No novo parecer, Randolfe Rodrigues acolheu emenda do senador Ricardo Ferraço (PSDB-ES) que preserva o foro privilegiado somente para os presidentes da República, do Senado, da Câmara e do Supremo Tribunal Federal, o que não deixa de ser um pano de fundo para desmandes.

Caso a proposta entre em vigor, deputados e senadores perderão a prerrogativa de foro e passarão a ser julgados pela primeira instância do Judiciário.

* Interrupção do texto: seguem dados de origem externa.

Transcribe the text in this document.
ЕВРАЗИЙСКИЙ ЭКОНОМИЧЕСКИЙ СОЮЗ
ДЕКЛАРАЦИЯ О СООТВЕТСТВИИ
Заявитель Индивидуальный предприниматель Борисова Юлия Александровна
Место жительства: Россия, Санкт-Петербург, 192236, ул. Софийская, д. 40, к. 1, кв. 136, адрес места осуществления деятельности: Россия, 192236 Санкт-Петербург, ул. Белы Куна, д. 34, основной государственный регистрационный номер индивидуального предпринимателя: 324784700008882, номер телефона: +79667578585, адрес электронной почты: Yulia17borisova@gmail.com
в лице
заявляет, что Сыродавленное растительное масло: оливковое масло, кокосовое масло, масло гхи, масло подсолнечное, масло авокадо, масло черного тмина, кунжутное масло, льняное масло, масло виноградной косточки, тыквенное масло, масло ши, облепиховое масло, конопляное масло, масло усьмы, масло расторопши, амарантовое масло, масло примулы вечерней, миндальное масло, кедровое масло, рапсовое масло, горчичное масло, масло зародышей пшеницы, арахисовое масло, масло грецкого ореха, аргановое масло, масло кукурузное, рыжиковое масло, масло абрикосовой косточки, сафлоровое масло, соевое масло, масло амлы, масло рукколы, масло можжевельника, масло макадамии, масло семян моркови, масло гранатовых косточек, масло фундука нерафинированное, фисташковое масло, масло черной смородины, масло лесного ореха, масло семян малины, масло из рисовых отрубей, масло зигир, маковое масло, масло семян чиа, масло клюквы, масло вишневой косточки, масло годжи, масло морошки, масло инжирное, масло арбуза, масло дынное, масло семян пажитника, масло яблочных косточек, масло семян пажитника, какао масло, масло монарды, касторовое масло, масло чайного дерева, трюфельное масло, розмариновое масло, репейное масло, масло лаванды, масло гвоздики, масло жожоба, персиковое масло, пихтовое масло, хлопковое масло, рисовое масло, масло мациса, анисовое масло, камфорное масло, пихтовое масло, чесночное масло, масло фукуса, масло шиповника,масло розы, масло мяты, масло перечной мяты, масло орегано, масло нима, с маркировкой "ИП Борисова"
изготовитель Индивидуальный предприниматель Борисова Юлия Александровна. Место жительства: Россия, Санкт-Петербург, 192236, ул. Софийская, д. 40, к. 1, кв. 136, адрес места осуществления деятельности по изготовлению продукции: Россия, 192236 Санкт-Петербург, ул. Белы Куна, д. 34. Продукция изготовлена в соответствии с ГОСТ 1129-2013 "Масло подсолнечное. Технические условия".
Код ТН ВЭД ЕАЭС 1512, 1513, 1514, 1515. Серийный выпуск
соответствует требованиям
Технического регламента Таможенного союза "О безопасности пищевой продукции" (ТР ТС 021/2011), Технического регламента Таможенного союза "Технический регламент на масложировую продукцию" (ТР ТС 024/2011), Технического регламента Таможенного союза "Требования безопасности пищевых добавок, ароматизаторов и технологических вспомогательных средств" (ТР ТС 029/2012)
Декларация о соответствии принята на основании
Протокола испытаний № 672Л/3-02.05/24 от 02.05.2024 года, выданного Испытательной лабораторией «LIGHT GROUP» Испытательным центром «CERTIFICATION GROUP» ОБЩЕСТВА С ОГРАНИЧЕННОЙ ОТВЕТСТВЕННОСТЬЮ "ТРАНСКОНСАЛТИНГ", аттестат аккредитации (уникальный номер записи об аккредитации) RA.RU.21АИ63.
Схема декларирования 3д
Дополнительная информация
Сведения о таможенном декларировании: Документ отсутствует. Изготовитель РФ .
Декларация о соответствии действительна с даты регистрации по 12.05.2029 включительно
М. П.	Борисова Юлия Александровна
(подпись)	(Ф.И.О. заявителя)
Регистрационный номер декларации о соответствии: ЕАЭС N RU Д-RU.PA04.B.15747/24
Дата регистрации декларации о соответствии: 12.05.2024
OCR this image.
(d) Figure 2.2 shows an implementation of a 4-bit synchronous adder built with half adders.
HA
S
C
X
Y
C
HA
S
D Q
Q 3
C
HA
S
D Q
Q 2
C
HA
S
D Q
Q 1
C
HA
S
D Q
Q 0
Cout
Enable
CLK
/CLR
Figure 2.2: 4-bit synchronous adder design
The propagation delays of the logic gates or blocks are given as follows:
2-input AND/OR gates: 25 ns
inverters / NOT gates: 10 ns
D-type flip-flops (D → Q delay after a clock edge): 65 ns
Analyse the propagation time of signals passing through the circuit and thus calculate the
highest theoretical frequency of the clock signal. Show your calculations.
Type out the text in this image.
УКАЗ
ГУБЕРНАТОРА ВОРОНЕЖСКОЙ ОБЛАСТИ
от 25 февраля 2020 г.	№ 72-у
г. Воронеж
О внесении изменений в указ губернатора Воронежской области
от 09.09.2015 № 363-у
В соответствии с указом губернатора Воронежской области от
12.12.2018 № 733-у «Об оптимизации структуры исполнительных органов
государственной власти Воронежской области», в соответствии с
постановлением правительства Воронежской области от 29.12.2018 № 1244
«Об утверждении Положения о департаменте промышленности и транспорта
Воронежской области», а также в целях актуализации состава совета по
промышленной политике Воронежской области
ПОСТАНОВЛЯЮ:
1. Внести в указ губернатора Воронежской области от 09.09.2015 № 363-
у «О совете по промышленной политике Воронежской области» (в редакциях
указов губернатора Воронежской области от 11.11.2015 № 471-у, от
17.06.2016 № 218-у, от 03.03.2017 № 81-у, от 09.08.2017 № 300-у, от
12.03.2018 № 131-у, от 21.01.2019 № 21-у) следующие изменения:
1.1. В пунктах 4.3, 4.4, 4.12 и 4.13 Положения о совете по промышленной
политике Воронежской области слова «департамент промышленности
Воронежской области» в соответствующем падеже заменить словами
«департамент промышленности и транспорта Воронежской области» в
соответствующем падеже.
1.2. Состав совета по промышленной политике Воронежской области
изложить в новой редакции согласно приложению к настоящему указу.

Agora, o texto, de autoria do senador Álvaro Dias (PV-PR), precisa passar pela análise do plenário principal do Senado em dois turnos de votação. Se aprovado, seguirá para análise da Câmara, que também fará duas votações sobre o tema

Pela lei que vigora atualmente, políticos como o presidente da República, senadores, deputados federais e ministros têm direito a ser investigados e julgados apenas na esfera do Supremo Tribunal Federal (STF). No caso dos governadores, o foro é o Superior Tribunal de Justiça (STJ).

Na proposta aprovada, as autoridades deverão ser julgadas pelas primeiras instâncias no estado onde o eventual crime houver ocorrido, e não mais em tribunais superiores.
O novo relatório sobre a PEC do fim do foro privilegiado foi votado pela CCJ na sequência da aprovação do projeto de abuso de autoridade. Vários senadores pediram a palavra para dizer que como a comissão estava votando o projeto de abuso deveria analisar também o tema do fim do foro.
Emenda
Nesta quarta, o relator da proposta, senador Randolfe Rodrigues (Rede-AP), acatou uma emenda (sugestão de alteração) do senador Ricardo Ferraço (PSDB-ES), que mantém a prerrogativa de foro em crimes comuns para os presidentes dos poderes Legislativo, Judiciário e Executivo.
Ao apresentar a emenda, Ferraço argumentou que deixar os presidentes da República, da Câmara, do Senado e do Supremo Tribunal Federal (STF) pode provocar uma pulverização de ações contra essas autoridades.
“Basta que se imagine quantas ações poderão ser abertas, mesmo sem base legal, contra um Presidente da República, em cada canto do Brasil, obrigando-o a se defender em uma verdadeira multidão de ações judiciais”, argumentou Ferraço.
Após o término da sessão, Randolfe explicou que, com a aprovação da lei, o político que, por conta do foro privilegiado, estiver sendo processado no STF, terá o caso remetido para as instâncias inferiores. Ele disse que a regra valerá, caso o projeto vire lei, para os políticos investigados pela Lava Jato no STF.
“Cai o foro privilegiado e o processo cai para o juiz e para o promotor da primeira instância. Todos que estão com foro no STF e estão respondendo processo, recai para a instância judicial respectiva, que é o juiz federal da primeira instância. De for acusação no âmbito da Operação Lava Jato, para a vara federal de Curitiba ou a vara que estiver fazendo a investigação. Vale para todos os processos em andamento”, disse o senador.
Randolfe concluiu que, nos casos de crimes de responsabilidade cometido pelos chefes de poderes, caberá ao Congresso Nacional, como prevê a Constituição, julgar os processos.